Madalena, Vila Nova de Gaia, 20 de julho de 2014
De acordo com o que acabas de escrever.Naquela altura nós éramos
As suas referências
e a sua lealdade e respeito para connosco, nada tinha a ver com o Governo de Portugal.
Ainda me lembro dessa noite e, sobretudo do Aladje . Não me lembrava da data,mas lembro-me de todos os pormenores dessa noite.
Um abraço para ti Abílio e obrigado pela memória .
Boas, Duarte.
Não conhecia estas fotos, da rapaziada do teu Pelotão, armados até aos dentes, assim como, também não sabia, ou fazia confusão, como aconteceu a primeira baixa, em combate, da nossa CART.11. Eu, na altura, estava de férias em Lisboa (até fui aconselhado a não ir para a praia, por causa do funeral do Botas da Calçada)e só, depois, quando cheguei a Paunca é que soube do acontecido, mas, até hoje, estava convencido que tinha sido com a entrada na tabanca de Guiro Iero Bocari. Como eu já disse, noutra altura, morreu o nosso primeiro soldado e não me lembrava do nome, fosse ele Baldé, Jaló, Colubali, Jau, mas foi o jovem Aladje Silá que fez a recruta em Contuboel, jurou à Bandeira em Bissau e o seu nome está, infelizmente, no Memorial dos Mortes em Combate, junto da Torre de Belém, em Lisboa.
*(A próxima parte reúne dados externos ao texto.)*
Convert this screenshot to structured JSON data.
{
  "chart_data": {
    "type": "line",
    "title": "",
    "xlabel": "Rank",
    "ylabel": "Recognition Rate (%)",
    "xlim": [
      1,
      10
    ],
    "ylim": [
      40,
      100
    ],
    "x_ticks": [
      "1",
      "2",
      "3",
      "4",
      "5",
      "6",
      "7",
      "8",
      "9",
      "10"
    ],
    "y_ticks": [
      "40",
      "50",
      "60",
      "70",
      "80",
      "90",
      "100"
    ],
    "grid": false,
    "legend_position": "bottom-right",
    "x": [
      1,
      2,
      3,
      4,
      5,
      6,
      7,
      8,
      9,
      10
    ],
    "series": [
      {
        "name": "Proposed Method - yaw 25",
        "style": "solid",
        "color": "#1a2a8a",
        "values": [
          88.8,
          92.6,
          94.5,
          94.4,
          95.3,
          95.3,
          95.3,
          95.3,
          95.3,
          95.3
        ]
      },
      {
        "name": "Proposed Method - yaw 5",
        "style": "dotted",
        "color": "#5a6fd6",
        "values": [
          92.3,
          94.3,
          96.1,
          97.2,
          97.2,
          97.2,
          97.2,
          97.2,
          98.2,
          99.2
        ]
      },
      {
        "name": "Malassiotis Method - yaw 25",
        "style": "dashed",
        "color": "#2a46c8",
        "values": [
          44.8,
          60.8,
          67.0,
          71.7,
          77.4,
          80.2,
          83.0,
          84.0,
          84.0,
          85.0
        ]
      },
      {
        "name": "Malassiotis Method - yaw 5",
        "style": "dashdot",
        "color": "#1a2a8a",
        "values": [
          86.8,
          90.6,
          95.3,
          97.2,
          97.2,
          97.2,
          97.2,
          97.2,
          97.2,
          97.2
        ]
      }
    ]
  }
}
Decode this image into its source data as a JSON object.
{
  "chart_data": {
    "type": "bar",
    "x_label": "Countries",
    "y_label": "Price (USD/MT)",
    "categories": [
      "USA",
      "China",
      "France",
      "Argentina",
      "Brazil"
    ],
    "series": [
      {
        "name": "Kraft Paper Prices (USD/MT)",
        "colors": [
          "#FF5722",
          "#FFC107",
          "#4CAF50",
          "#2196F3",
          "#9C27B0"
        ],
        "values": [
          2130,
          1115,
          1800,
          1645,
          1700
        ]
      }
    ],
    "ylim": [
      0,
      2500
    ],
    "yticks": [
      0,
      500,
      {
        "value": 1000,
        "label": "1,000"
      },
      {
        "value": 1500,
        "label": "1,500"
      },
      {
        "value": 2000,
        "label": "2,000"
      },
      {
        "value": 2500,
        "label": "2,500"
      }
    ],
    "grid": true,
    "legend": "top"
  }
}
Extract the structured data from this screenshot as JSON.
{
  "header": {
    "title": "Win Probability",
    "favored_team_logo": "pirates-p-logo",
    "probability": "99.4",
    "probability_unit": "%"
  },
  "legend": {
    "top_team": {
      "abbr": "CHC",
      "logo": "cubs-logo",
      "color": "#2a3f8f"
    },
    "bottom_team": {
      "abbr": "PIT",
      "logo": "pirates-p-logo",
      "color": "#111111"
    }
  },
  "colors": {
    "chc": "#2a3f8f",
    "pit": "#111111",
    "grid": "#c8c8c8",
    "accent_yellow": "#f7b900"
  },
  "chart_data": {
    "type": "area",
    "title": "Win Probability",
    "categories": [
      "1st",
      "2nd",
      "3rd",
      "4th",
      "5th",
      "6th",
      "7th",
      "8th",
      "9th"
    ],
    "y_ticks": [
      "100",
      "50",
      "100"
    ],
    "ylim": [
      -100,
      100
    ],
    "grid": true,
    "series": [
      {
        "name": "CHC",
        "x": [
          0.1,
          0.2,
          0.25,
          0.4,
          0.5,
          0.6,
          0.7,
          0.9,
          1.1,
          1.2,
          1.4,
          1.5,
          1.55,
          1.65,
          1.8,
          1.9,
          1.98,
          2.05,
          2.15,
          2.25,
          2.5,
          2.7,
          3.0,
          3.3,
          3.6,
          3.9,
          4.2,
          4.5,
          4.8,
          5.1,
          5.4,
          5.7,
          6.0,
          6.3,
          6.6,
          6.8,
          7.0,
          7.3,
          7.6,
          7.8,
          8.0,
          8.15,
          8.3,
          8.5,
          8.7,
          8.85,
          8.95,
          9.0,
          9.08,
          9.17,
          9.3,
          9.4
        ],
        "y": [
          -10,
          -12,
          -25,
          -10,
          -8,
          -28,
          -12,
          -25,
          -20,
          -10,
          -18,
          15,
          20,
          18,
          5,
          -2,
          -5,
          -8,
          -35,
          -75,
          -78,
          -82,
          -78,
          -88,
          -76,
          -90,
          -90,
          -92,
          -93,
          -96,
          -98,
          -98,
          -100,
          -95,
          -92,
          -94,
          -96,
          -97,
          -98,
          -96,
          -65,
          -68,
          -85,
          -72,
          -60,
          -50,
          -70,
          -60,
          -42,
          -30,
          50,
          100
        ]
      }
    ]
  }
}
São estas datas que nós recordamos, datas de mortos em combate, morte de jovens, datas da guerra.
Também faz agora, mas 45 anos que o homem chegou à Lua. Descia eu o rio Geba, de Bambadinca para Bissau para entregar material de guerra já usado, quando ouvi, num rádio a pilhas a chegada do homem à Lua. São estas datas que toda a gente comemora, mas nós que estivemos na guerra temos, também, outras recordações.
Um abraço
Queiroz
Acho muito curiosa a forma de tratamento "o meu soldado". Devia ser muito forte a vossa ligação com os militares africanos para os tratarem dessa maneira passados 40 anos. Lamento que depois da independência tenham sido votados ao abondono, muitos deles foram fuzilados sem dó nem piedade. Os nossos soldados africanos foram verdadeiros Portugueses e ninguém foi capaz de os proteger. Paz para a alma deste bravo sodado Português. Que descanse em paz.
Em toda a noticia, não consigo ver a frase- o meu soldado- mas companheiro e amigo. Eu de meu só tinha a a minha vida.
Mas é verdade, nós éramos companheiros, e muitos daqueles soldados, mereciam o meu respeito.
Pois quando cheguei á Guiné, muitos deles já tinham anos de guerra, quer como milicias, quer como soldados de 2ª. linha.e para mim foram sempre leais.
Se eles foram massacrados, eu não me sinto culpado.Cumpri a minha obrigação, e não fugi.Quem esteve lá como eu, O Otelo, o Fabião, o Eanes, o Vasco Lourenço, e muitos mais, o que fizeram eles por aquelas gentes.Sobre isso, durmo descansado.